According to the Kotak Institutional Equities Research, private players reported growth of 17% in APE at R2,304.1 crore in the month under review.
Officials in the insurance industry say typically last three months of any financial year are good for insurance business, and strong growth was witnessed in January and February.
“Private players reported a 16% growth in individual APE, lifted by select players. Weak inflows to equity mutual funds implied that the sentiment for unit-linked insurance plans (ULIPs) was weak — a likely reason for Y-o-Y decline in ticket size for most players,” said a report from Kotak Institutional Equities Research.

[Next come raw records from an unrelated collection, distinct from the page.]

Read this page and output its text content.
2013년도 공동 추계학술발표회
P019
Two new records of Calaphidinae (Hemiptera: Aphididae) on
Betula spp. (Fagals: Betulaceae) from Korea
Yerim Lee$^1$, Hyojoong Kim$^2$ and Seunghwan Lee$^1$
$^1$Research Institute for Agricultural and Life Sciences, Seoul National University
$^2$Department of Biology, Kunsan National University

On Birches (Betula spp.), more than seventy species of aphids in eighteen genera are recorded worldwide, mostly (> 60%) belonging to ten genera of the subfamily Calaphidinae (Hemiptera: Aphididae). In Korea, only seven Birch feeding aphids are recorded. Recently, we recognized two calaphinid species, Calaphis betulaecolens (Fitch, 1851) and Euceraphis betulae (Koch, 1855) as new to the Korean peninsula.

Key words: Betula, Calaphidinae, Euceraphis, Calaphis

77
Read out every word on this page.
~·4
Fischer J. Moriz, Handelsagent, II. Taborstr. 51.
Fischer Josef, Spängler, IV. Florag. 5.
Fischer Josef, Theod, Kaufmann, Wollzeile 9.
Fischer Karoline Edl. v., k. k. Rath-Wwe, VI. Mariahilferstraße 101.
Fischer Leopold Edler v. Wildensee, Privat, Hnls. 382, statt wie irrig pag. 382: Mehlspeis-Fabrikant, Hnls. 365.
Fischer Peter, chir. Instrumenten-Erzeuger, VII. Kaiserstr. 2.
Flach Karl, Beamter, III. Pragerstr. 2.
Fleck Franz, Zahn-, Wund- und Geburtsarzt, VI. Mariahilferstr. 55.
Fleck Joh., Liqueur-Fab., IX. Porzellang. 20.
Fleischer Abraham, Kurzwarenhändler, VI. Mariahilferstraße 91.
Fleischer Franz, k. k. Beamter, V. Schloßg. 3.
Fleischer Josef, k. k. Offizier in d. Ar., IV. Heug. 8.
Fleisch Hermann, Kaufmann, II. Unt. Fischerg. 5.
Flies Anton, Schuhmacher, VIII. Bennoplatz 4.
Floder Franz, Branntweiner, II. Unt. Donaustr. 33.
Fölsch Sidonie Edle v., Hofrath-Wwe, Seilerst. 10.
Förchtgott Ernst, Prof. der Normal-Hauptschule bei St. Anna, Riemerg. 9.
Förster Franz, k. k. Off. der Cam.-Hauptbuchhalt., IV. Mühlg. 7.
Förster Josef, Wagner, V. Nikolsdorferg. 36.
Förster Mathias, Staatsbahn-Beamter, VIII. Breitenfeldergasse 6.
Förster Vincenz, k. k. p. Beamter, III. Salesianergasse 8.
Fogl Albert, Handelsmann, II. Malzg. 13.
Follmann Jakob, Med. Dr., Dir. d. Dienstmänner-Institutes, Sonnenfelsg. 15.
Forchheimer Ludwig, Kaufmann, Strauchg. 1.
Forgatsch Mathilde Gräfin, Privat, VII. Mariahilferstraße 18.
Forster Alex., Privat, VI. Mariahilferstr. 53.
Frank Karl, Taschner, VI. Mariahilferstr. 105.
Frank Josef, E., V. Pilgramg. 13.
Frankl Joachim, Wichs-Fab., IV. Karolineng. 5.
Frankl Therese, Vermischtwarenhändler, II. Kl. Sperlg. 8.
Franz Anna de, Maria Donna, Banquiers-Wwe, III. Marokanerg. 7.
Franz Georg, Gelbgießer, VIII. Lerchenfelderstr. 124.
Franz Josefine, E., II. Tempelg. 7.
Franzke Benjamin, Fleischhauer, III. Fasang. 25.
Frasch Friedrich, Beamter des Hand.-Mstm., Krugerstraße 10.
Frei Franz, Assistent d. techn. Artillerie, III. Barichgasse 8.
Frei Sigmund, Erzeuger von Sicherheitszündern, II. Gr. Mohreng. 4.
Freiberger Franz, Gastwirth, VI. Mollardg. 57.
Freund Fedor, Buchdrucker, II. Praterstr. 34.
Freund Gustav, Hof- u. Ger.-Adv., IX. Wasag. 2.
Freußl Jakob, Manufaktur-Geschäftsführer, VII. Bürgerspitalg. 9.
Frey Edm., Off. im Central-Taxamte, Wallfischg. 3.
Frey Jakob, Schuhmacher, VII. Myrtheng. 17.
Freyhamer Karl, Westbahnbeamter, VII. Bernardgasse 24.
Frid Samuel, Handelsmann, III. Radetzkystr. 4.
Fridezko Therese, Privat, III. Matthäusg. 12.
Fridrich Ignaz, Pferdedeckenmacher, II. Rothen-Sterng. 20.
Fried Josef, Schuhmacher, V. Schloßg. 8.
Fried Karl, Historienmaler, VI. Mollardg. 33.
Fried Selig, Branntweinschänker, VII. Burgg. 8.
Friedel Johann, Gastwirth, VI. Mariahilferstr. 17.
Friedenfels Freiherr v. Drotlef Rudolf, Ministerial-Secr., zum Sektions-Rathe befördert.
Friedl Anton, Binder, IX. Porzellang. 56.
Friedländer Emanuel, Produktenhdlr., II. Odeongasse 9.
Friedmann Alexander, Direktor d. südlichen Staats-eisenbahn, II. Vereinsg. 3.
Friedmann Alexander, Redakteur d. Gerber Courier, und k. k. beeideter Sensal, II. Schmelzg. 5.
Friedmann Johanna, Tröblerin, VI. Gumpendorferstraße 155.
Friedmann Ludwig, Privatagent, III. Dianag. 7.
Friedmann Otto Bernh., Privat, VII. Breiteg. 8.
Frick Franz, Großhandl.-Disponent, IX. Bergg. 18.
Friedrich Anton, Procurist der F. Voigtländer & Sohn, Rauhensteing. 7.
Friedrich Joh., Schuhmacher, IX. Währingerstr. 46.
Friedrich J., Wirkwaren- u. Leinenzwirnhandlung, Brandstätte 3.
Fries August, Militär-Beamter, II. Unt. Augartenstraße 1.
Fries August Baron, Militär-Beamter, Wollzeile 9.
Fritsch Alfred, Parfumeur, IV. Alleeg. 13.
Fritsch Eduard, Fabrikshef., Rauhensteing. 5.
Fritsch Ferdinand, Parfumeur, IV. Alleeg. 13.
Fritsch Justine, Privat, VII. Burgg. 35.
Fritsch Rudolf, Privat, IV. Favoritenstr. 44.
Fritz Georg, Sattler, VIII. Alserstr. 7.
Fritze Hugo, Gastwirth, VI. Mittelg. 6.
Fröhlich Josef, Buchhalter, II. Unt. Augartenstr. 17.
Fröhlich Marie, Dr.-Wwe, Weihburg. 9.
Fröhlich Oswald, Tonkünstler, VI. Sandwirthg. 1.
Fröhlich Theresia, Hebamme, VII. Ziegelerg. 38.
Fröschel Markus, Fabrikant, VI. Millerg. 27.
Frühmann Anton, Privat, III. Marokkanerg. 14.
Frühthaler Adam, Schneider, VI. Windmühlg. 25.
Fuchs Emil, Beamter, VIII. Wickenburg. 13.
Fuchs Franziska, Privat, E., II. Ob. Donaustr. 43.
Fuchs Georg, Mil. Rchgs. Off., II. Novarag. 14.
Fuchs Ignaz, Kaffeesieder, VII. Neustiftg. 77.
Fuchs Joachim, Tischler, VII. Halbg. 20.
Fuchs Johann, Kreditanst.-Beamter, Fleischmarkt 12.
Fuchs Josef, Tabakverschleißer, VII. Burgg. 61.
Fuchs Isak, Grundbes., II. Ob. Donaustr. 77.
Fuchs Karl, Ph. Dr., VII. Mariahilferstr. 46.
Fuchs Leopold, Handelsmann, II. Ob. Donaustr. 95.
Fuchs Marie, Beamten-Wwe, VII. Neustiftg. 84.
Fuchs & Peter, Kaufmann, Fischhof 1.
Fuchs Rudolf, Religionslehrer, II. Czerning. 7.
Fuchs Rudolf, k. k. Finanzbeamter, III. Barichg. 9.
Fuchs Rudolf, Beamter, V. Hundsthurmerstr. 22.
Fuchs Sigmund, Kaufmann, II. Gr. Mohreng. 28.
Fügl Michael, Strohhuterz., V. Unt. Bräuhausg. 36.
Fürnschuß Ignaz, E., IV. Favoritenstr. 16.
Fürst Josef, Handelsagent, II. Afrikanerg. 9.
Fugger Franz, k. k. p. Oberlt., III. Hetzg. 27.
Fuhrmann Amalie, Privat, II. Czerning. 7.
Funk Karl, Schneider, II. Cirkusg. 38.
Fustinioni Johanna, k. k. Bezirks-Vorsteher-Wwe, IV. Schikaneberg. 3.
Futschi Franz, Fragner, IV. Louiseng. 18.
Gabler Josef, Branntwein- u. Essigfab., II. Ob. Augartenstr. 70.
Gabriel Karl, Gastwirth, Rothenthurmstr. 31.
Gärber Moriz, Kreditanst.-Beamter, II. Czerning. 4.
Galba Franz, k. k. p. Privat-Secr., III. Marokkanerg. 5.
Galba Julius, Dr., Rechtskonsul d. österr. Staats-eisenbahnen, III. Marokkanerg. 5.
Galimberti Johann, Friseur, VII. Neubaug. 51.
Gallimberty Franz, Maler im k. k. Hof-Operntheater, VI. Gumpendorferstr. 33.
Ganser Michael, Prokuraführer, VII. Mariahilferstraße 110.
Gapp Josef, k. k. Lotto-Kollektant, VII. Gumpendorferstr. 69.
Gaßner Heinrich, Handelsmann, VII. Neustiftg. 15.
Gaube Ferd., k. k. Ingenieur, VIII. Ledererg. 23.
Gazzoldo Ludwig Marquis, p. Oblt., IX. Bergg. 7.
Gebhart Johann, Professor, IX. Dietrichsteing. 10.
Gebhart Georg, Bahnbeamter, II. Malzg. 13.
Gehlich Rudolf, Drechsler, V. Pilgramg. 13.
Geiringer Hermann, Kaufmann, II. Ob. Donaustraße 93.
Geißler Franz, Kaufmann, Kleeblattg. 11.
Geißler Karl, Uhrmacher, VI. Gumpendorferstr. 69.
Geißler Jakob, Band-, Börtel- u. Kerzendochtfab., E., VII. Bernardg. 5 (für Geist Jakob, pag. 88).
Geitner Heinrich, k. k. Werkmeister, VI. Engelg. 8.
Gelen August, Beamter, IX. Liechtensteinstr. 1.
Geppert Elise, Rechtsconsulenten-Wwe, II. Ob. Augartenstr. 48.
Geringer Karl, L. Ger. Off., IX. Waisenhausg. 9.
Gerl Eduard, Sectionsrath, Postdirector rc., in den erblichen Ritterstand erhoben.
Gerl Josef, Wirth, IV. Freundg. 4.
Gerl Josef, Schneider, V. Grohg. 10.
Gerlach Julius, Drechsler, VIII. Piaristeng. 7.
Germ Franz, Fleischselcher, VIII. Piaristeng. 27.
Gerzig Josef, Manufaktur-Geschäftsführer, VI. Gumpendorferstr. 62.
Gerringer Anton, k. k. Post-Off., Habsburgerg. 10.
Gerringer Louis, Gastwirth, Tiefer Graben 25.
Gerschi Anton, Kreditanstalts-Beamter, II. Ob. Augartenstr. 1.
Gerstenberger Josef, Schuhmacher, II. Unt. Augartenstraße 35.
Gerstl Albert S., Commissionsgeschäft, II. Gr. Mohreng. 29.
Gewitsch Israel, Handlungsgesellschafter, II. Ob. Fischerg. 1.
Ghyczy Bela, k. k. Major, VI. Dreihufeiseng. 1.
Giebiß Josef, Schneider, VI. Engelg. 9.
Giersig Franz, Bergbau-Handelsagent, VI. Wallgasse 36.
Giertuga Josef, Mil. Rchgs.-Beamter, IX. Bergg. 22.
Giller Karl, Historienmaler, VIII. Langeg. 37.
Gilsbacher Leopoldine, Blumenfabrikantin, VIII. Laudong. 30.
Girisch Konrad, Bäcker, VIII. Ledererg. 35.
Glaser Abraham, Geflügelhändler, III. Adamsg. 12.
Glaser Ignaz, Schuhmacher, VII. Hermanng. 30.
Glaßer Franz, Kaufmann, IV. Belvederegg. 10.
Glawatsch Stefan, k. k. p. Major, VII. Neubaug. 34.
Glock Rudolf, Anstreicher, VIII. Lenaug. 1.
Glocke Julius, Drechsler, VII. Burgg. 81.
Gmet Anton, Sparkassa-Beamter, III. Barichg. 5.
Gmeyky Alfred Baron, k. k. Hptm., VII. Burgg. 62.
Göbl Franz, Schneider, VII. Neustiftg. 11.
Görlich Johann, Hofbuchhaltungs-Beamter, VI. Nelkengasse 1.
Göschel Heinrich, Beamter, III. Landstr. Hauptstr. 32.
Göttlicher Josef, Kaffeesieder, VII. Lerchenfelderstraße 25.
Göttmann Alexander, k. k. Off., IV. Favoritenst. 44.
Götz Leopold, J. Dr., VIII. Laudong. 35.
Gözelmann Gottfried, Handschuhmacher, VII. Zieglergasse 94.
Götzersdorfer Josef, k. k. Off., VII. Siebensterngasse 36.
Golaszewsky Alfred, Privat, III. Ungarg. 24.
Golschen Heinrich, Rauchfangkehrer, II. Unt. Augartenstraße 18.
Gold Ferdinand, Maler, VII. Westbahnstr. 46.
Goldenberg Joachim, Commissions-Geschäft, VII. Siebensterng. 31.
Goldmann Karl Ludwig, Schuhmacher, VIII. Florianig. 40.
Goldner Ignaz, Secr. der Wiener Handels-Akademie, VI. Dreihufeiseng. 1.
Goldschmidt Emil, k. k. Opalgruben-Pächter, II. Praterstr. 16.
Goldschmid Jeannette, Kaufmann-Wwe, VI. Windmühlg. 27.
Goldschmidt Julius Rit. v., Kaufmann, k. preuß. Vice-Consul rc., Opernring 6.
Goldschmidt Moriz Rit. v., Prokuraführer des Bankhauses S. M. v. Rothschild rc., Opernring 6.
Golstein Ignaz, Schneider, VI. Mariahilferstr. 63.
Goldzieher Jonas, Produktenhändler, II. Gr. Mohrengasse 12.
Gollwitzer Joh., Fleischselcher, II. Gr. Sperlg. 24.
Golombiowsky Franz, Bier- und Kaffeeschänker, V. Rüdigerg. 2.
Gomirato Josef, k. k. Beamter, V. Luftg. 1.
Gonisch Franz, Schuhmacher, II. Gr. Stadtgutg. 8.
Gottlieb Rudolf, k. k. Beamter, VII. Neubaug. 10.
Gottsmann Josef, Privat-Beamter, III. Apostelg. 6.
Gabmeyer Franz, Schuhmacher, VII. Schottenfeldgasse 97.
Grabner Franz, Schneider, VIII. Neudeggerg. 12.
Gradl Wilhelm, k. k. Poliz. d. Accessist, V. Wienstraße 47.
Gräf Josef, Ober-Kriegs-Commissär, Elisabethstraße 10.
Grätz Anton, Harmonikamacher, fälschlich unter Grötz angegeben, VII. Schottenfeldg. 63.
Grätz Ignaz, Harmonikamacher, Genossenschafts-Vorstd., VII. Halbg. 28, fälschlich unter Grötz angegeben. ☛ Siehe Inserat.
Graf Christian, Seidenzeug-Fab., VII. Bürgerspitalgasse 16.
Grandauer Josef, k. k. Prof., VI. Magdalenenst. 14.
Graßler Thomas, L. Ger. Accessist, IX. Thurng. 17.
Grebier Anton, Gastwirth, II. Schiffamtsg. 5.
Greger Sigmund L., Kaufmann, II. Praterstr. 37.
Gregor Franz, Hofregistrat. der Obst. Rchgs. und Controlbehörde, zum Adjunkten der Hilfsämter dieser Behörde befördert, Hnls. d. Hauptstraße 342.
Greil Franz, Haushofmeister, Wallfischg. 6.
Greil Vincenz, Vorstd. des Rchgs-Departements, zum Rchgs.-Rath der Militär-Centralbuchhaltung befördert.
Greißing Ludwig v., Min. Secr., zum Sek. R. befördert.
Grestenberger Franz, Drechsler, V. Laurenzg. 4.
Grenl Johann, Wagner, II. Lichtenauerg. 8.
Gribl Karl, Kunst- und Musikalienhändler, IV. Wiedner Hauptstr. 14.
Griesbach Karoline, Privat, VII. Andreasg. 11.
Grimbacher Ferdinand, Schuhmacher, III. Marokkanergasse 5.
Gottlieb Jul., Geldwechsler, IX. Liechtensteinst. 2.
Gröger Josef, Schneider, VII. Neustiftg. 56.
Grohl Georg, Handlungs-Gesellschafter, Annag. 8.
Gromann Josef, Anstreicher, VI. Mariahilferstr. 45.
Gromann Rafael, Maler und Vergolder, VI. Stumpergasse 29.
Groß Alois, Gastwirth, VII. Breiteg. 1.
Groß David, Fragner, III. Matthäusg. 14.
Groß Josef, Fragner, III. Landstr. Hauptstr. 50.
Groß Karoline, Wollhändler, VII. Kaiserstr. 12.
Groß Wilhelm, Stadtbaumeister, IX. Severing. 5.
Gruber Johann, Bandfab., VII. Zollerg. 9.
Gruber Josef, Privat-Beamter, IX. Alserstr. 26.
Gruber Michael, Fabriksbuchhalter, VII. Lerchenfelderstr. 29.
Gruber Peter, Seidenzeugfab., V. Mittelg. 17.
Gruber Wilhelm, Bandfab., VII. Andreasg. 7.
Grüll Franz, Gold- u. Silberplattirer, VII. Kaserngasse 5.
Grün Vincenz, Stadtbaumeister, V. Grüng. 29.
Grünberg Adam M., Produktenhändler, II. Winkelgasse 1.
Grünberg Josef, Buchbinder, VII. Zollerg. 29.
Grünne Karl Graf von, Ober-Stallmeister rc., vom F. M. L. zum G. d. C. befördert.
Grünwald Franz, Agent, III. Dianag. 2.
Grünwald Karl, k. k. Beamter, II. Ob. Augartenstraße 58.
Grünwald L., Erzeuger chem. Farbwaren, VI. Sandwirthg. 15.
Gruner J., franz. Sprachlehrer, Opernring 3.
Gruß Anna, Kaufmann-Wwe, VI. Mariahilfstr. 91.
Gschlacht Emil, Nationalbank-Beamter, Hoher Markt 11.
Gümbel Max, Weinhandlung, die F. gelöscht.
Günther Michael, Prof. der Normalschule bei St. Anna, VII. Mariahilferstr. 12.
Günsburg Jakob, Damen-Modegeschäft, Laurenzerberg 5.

In the last two-three months, LIC continued to report strong growth on the back of the launch of a few products. However, private players have seen higher growth compared to LIC in the current financial year. The research report also said private players reported growth of 14% Y-o-Y at R19,757.3 crore in APE while LIC saw its growth at 8% Y-o-Y at R22,115.8 crore in the April-February period.
Players such as ICICI Prudential, Aegon Religare, Reliance Life and Bajaj Allianz saw negative APE in February, while HDFC Life, SBI Life, Kotak Life Insurance, TATA AIA and IDBI Federal continued to witness positive APE growth.
“In the last two months when markets had turned volatile, we were witnessing decent flows from both ULIPS as well as traditional policies. Even in the first few days of March, participation has been very positive. We hope to end the year with growth in the range of 16-18%,” an official with a leading insurance company said.
Data from the Life Insurance Council shows that total new business premium of private insurance company stood at Rs 33,025.73 crore in the current financial year, against Rs 28,215.83 crore in the previous fiscal.
According to the Kotak Institutional Equities Research, “Inflows to equity funds of mutual funds crashed to Rs 25 billion (R25-36 billion for the past three months), down from R63 billion in October and November 2015.
This should intuitively imply that inflows to unit-linked policies may be stable, but weaker than 1HFY16.